Artiste
Badi
Brief info
Bio 2020 // Album ‘Trouble-Fête’
Parfois, le mauvais avion permet d’atteindre la bonne destination. Ainsi, en 1977, la famille de Badi s’apprête à quitter le Congo pour rejoindre la Russie. Mais un changement de vol va en décider autrement, modifiant à jamais l’itinéraire d’une vie. Né à Bruxelles – et non à Moscou –, Badibanga Ndeka fait ses classes au sein du collectif Chant D. Loups. Après des collaborations avec Sefyu ou Youssoupha, le petit rappeur abandonne la meute. En solo, il façonne son univers et pose les jalons d’une véritable révolution.
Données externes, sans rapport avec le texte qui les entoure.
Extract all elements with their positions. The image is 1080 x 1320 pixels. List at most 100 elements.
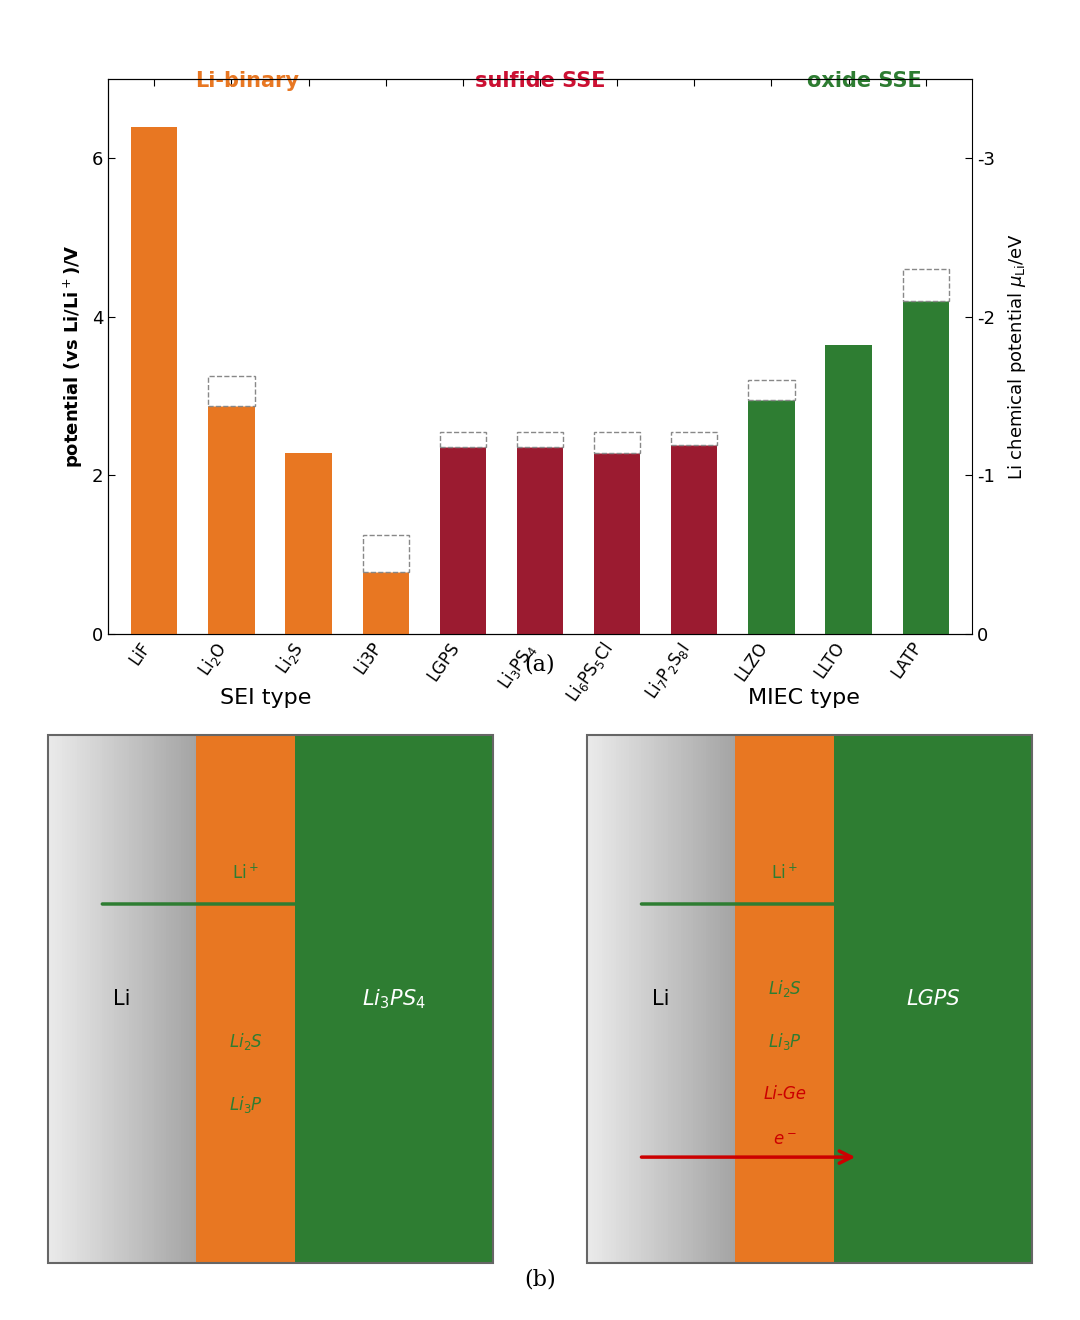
Text: Li$^+$: Li$^+$: [232, 863, 259, 882]
Bar: [680, 735, 684, 1262]
Bar: [673, 735, 676, 1262]
Bar: [517, 447, 563, 634]
Bar: [193, 735, 197, 1262]
Bar: [642, 735, 644, 1262]
Bar: [144, 735, 147, 1262]
Bar: [646, 735, 649, 1262]
Bar: [186, 735, 189, 1262]
Text: Li-binary: Li-binary: [194, 71, 299, 91]
Bar: [82, 735, 84, 1262]
Bar: [122, 735, 124, 1262]
Bar: [132, 735, 134, 1262]
Text: Li-Ge: Li-Ge: [764, 1085, 807, 1102]
Bar: [691, 735, 693, 1262]
Bar: [594, 432, 640, 453]
Text: Li: Li: [113, 989, 131, 1008]
Text: Li: Li: [652, 989, 670, 1008]
Bar: [151, 735, 154, 1262]
Bar: [589, 735, 592, 1262]
Bar: [611, 735, 615, 1262]
Bar: [626, 735, 629, 1262]
Bar: [87, 735, 90, 1262]
Bar: [726, 735, 728, 1262]
Bar: [181, 735, 184, 1262]
Bar: [586, 735, 590, 1262]
Bar: [184, 735, 187, 1262]
Bar: [594, 453, 640, 634]
Bar: [285, 453, 332, 634]
Text: (b): (b): [524, 1269, 556, 1291]
Bar: [363, 572, 409, 634]
Bar: [676, 735, 678, 1262]
Bar: [57, 735, 60, 1262]
Bar: [698, 735, 701, 1262]
Bar: [718, 735, 720, 1262]
Bar: [748, 380, 795, 400]
Bar: [172, 735, 174, 1262]
Text: Li$^+$: Li$^+$: [771, 863, 798, 882]
Bar: [114, 735, 117, 1262]
Bar: [105, 735, 107, 1262]
Bar: [661, 735, 663, 1262]
Bar: [586, 735, 1032, 1262]
Bar: [619, 735, 621, 1262]
Bar: [48, 735, 494, 1262]
Bar: [168, 735, 172, 1262]
Bar: [609, 735, 611, 1262]
Bar: [189, 735, 191, 1262]
Bar: [208, 407, 255, 634]
Bar: [688, 735, 691, 1262]
Bar: [596, 735, 599, 1262]
Bar: [166, 735, 168, 1262]
Bar: [117, 735, 120, 1262]
Bar: [72, 735, 75, 1262]
Text: Li$_3$PS$_4$: Li$_3$PS$_4$: [362, 987, 427, 1011]
Bar: [164, 735, 166, 1262]
Bar: [617, 735, 619, 1262]
Bar: [629, 735, 632, 1262]
Bar: [174, 735, 176, 1262]
Bar: [55, 735, 57, 1262]
Bar: [659, 735, 661, 1262]
Bar: [708, 735, 711, 1262]
Bar: [99, 735, 103, 1262]
Bar: [636, 735, 638, 1262]
Text: (a): (a): [525, 653, 555, 676]
Bar: [295, 735, 494, 1262]
Bar: [638, 735, 642, 1262]
Bar: [604, 735, 607, 1262]
Bar: [131, 127, 177, 634]
Bar: [363, 535, 409, 572]
Bar: [124, 735, 126, 1262]
Bar: [157, 735, 159, 1262]
Bar: [599, 735, 602, 1262]
Bar: [70, 735, 72, 1262]
Text: Li$_2$S: Li$_2$S: [768, 978, 801, 999]
Bar: [903, 269, 949, 301]
Bar: [733, 735, 735, 1262]
Bar: [191, 735, 193, 1262]
Bar: [720, 735, 723, 1262]
Bar: [644, 735, 646, 1262]
Bar: [671, 445, 717, 634]
Bar: [440, 432, 486, 447]
Bar: [705, 735, 708, 1262]
Bar: [67, 735, 70, 1262]
Bar: [92, 735, 95, 1262]
Bar: [621, 735, 624, 1262]
Bar: [634, 735, 636, 1262]
Bar: [666, 735, 669, 1262]
Bar: [59, 735, 63, 1262]
Bar: [602, 735, 604, 1262]
Bar: [161, 735, 164, 1262]
Bar: [728, 735, 730, 1262]
Text: oxide SSE: oxide SSE: [807, 71, 921, 91]
Bar: [154, 735, 157, 1262]
Bar: [703, 735, 705, 1262]
Bar: [715, 735, 718, 1262]
Bar: [624, 735, 626, 1262]
Bar: [656, 735, 659, 1262]
Bar: [97, 735, 99, 1262]
Bar: [208, 376, 255, 407]
Bar: [179, 735, 181, 1262]
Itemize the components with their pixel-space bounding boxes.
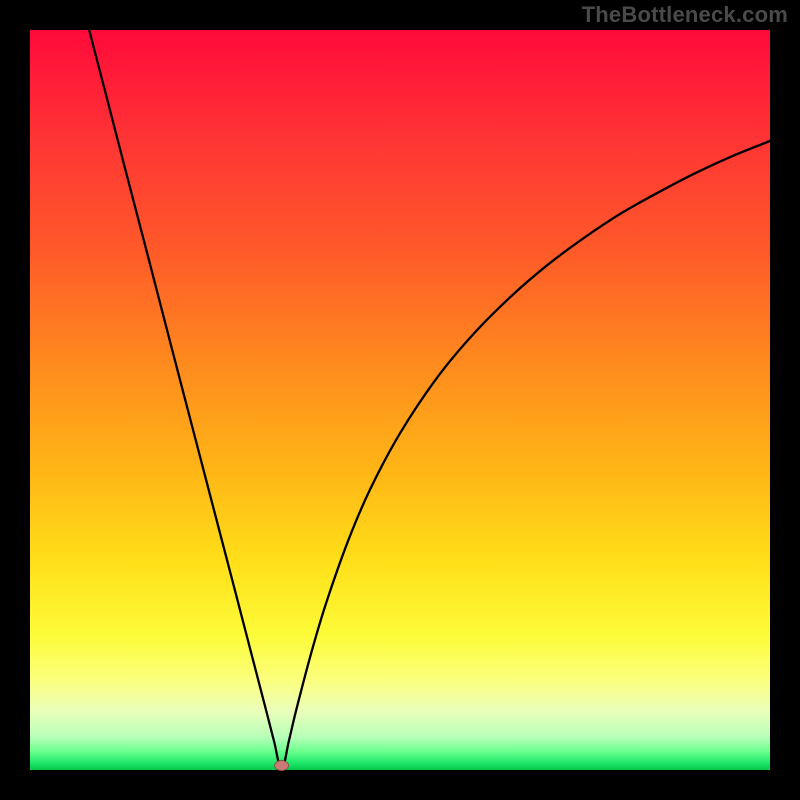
bottleneck-chart xyxy=(0,0,800,800)
chart-plot-area xyxy=(30,30,770,770)
watermark-text: TheBottleneck.com xyxy=(582,2,788,28)
optimum-marker xyxy=(275,761,289,771)
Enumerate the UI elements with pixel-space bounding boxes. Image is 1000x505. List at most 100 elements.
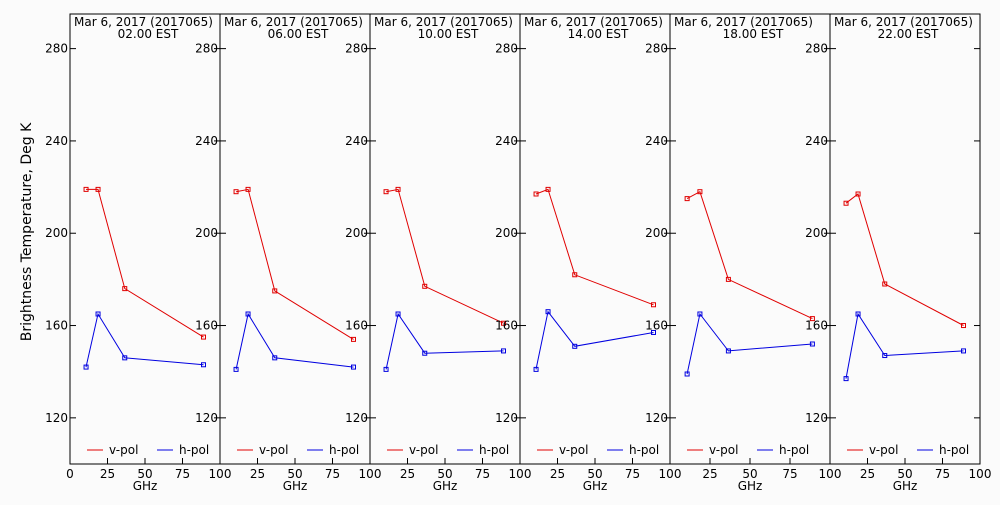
y-tick-label: 280 bbox=[495, 42, 518, 56]
y-tick-label: 280 bbox=[45, 42, 68, 56]
v-pol-point bbox=[572, 272, 578, 278]
y-tick-label: 120 bbox=[195, 411, 218, 425]
v-pol-line bbox=[535, 188, 654, 306]
v-pol-point bbox=[961, 323, 966, 329]
panel-title: Mar 6, 2017 (2017065) bbox=[834, 15, 973, 29]
h-pol-point bbox=[501, 348, 506, 354]
y-tick-label: 120 bbox=[45, 411, 68, 425]
y-tick-label: 120 bbox=[805, 411, 828, 425]
x-tick-label: 0 bbox=[66, 467, 74, 481]
panel-title: Mar 6, 2017 (2017065) bbox=[524, 15, 663, 29]
x-axis-title: GHz bbox=[283, 479, 308, 493]
h-pol-point bbox=[83, 364, 89, 370]
x-tick-label: 50 bbox=[437, 467, 452, 481]
y-tick-label: 200 bbox=[345, 226, 368, 240]
y-axis-title: Brightness Temperature, Deg K bbox=[19, 122, 35, 341]
y-tick-label: 280 bbox=[805, 42, 828, 56]
x-tick-label: 100 bbox=[819, 467, 842, 481]
v-pol-point bbox=[383, 189, 389, 195]
h-pol-point bbox=[725, 348, 731, 354]
h-pol-point bbox=[122, 355, 128, 361]
h-pol-point bbox=[201, 362, 206, 368]
y-tick-label: 240 bbox=[495, 134, 518, 148]
x-tick-label: 75 bbox=[175, 467, 190, 481]
panel-title: Mar 6, 2017 (2017065) bbox=[74, 15, 213, 29]
y-tick-label: 160 bbox=[495, 319, 518, 333]
x-axis-title: GHz bbox=[738, 479, 763, 493]
x-tick-label: 25 bbox=[100, 467, 115, 481]
v-pol-point bbox=[95, 186, 101, 192]
v-pol-line bbox=[686, 190, 813, 320]
v-pol-point bbox=[201, 334, 206, 340]
panel-3: Mar 6, 2017 (2017065)14.00 EST 120 160 200 2… bbox=[495, 13, 682, 493]
y-tick-label: 200 bbox=[495, 226, 518, 240]
h-pol-point bbox=[843, 376, 849, 382]
h-pol-point bbox=[533, 366, 539, 372]
h-pol-line bbox=[686, 312, 813, 375]
panel-4: Mar 6, 2017 (2017065)18.00 EST 120 160 200 2… bbox=[645, 13, 842, 493]
v-pol-point bbox=[83, 186, 89, 192]
y-tick-label: 240 bbox=[45, 134, 68, 148]
panel-title: Mar 6, 2017 (2017065) bbox=[224, 15, 363, 29]
h-pol-point bbox=[233, 366, 239, 372]
v-pol-point bbox=[684, 196, 690, 202]
v-pol-point bbox=[809, 316, 815, 322]
h-pol-line bbox=[85, 312, 204, 368]
y-tick-label: 280 bbox=[345, 42, 368, 56]
x-axis-title: GHz bbox=[433, 479, 458, 493]
v-pol-point bbox=[725, 276, 731, 282]
v-pol-point bbox=[245, 186, 251, 192]
v-pol-point bbox=[855, 191, 861, 197]
x-tick-label: 50 bbox=[287, 467, 302, 481]
panel-title: Mar 6, 2017 (2017065) bbox=[374, 15, 513, 29]
h-pol-line bbox=[235, 312, 354, 370]
legend-label: v-pol bbox=[559, 443, 588, 457]
y-tick-label: 240 bbox=[805, 134, 828, 148]
v-pol-point bbox=[545, 186, 551, 192]
x-tick-label: 100 bbox=[659, 467, 682, 481]
h-pol-point bbox=[882, 353, 888, 359]
v-pol-line bbox=[386, 188, 504, 324]
x-tick-label: 50 bbox=[137, 467, 152, 481]
x-tick-label: 100 bbox=[509, 467, 532, 481]
y-tick-label: 160 bbox=[45, 319, 68, 333]
x-tick-label: 75 bbox=[782, 467, 797, 481]
x-axis-title: GHz bbox=[583, 479, 608, 493]
x-axis-title: GHz bbox=[133, 479, 158, 493]
h-pol-point bbox=[697, 311, 703, 317]
legend-label: v-pol bbox=[109, 443, 138, 457]
h-pol-point bbox=[351, 364, 356, 370]
panel-5: Mar 6, 2017 (2017065)22.00 EST 120 160 200 2… bbox=[805, 13, 991, 493]
panel-subtitle: 10.00 EST bbox=[418, 27, 479, 41]
h-pol-point bbox=[95, 311, 101, 317]
v-pol-point bbox=[272, 288, 278, 294]
h-pol-point bbox=[855, 311, 861, 317]
x-tick-label: 50 bbox=[587, 467, 602, 481]
legend-label: h-pol bbox=[479, 443, 509, 457]
h-pol-line bbox=[535, 310, 654, 370]
x-tick-label: 25 bbox=[250, 467, 265, 481]
h-pol-point bbox=[245, 311, 251, 317]
v-pol-line bbox=[86, 188, 204, 338]
h-pol-point bbox=[422, 350, 428, 356]
x-axis-title: GHz bbox=[893, 479, 918, 493]
legend-label: h-pol bbox=[329, 443, 359, 457]
panel-subtitle: 06.00 EST bbox=[268, 27, 329, 41]
v-pol-point bbox=[843, 200, 849, 206]
v-pol-point bbox=[422, 283, 428, 289]
v-pol-point bbox=[395, 186, 401, 192]
legend-label: h-pol bbox=[779, 443, 809, 457]
h-pol-point bbox=[961, 348, 966, 354]
y-tick-label: 200 bbox=[195, 226, 218, 240]
h-pol-line bbox=[845, 312, 964, 379]
v-pol-point bbox=[122, 286, 128, 292]
h-pol-line bbox=[385, 312, 504, 370]
y-tick-label: 120 bbox=[345, 411, 368, 425]
x-tick-label: 50 bbox=[897, 467, 912, 481]
v-pol-point bbox=[882, 281, 888, 287]
panel-subtitle: 22.00 EST bbox=[878, 27, 939, 41]
v-pol-point bbox=[501, 320, 506, 326]
x-tick-label: 25 bbox=[860, 467, 875, 481]
legend-label: v-pol bbox=[259, 443, 288, 457]
panels: Mar 6, 2017 (2017065)02.00 EST1201602002… bbox=[45, 13, 991, 493]
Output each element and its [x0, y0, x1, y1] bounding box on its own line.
C’est que Badi est là depuis le début. Bien avant la hype et le triomphe du rap bruxellois, il posait déjà le flow aux côtés de l’ami Stromae. Biberonné aux clips MTV et à la rumba congolaise, l’artiste s’est construit un son et une solide réputation.
À l’heure de concevoir ‘Trouble-Fête’, son nouvel album, Badi s’est associé aux idées avant-gardistes du producteur Boddhi Satva. Pionnier de l’afro-house, inventeur de l’ancestral soul, ce dernier s’est déjà distingué en compagnie de Bilal ou d’Oumou Sangaré. Là où les sonorités de Boddhi Satva invitent l’auditeur à danser jusqu’au petit matin, les mots de Badi agitent les consciences et bouleversent les certitudes. Dandy facétieux, il interroge le monde et bouscule les modes. C’est que le Belge n’a pas sa langue en poche. Du genre à chanter ce qui se chuchote, à dire tout haut les réalités du prolétariat, Badi sourit, mais ne se trompe pas. Sous des mélodies luxuriantes, ses textes soulignent les carences d’une société défaillante. Comme en témoigne ‘Mauvaise Ambiance’, premier morceau d’un disque animé par des convictions XXL. Entre désenchantement ultime et hédonisme absolu, cri de résistance et chant du cœur, Badi capte l’air du temps. En phase avec les revendications du mouvement Black Lives Matter, l’artiste élève la voix sans excès de violence. Bbf des polémiques, à l’écart des statues, il déboulonne les préjugés et combat l’ignorance via cette grande chanson d’anticipation.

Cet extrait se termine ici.